Forecasting boreal vegetation dynamics: understory plants, state changes and biome shifts

A working group of the Canadian Institute of Ecology and Evolution. Summer/Fall 2019.

Participants: Steven Cumming, Stephen Mayor, Jenifer Baltzer, Josie Hughes, Nicholas Coops, Alison Munson, Florent Mouillot, Merritt Turetsky, Gordon McNickle, Eliot McIntire, Allan Carroll

Project Summary

Many Canadians are concerned about the future of our boreal forests, the wildlife that they support, the communities established there, and the resources and wealth that they export to the majority who live beyond its southern fringes. These forests are almost all on public lands; where large private sector firms operate, for example on forest management areas, they do so under license from the Crown. All our levels government share responsibility for the management and conservation of these lands. To meet this responsibility, they need to forecast what the forests will “look like” in the future, if one action or another is taken.

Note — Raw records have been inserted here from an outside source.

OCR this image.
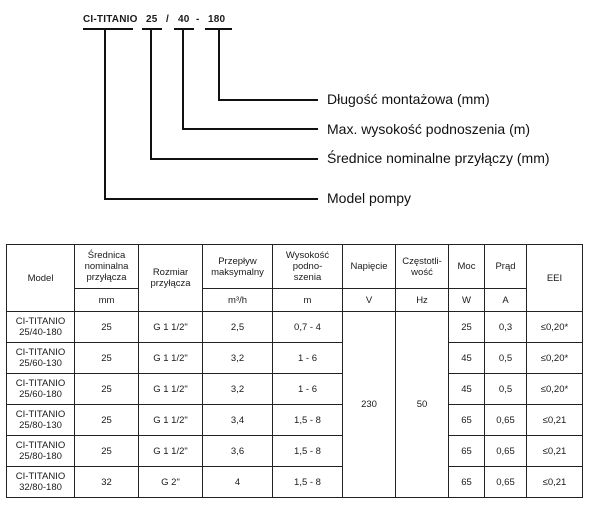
CI-TITANIO 25 / 40 - 180
Długość montażowa (mm)
Max. wysokość podnoszenia (m)
Średnice nominalne przyłączy (mm)
Model pompy
Model	Średnica
nominalna
przyłącza	Rozmiar
przyłącza	Przepływ
maksymalny	Wysokość
podno-
szenia	Napięcie	Częstotli-
wość	Moc	Prąd	EEI
	mm		m³/h	m	V	Hz	W	A	

CI-TITANIO
25/40-180	25	G 1 1/2"	2,5	0,7 - 4	230	50	25	0,3	≤0,20*

CI-TITANIO
25/60-130	25	G 1 1/2"	3,2	1 - 6			45	0,5	≤0,20*

CI-TITANIO
25/60-180	25	G 1 1/2"	3,2	1 - 6			45	0,5	≤0,20*

CI-TITANIO
25/80-130	25	G 1 1/2"	3,4	1,5 - 8			65	0,65	≤0,21

CI-TITANIO
25/80-180	25	G 1 1/2"	3,6	1,5 - 8			65	0,65	≤0,21

CI-TITANIO
32/80-180	32	G 2"	4	1,5 - 8			65	0,65	≤0,21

To be specific, they need to forecast detailed maps of vegetation patterns, not just of trees, but also shrubs, grasses, mosses and lichens. This “ecological forecasting” would be difficult enough under historical conditions, but those conditions no longer apply. Climate warming is expected to lead fairly soon to substantial reorganisations of the plant communities, including so-called biome shifts where, for example, forest is replaced by grassland. These changes are hard to predict from knowledge of present conditions alone. What is required are detailed mechanistic models of the processes driving historical and future conditions, including how the surface vegetation and soils interact with the atmosphere and the climate system. Such models exist, but not at the spatial resolution necessary for many problems in management and conservation, such as sustaining boreal caribou, migratory birds, or northern communities under risk of fire. We propose to A) work out in detail what ecological forecasting capability is needed to support decision-making; B) identify the critical gaps in data or scientific knowledge that prevent us from making these forecasts; and C) develop a program of research and development that could fill these gaps over the next 5 to 10 years.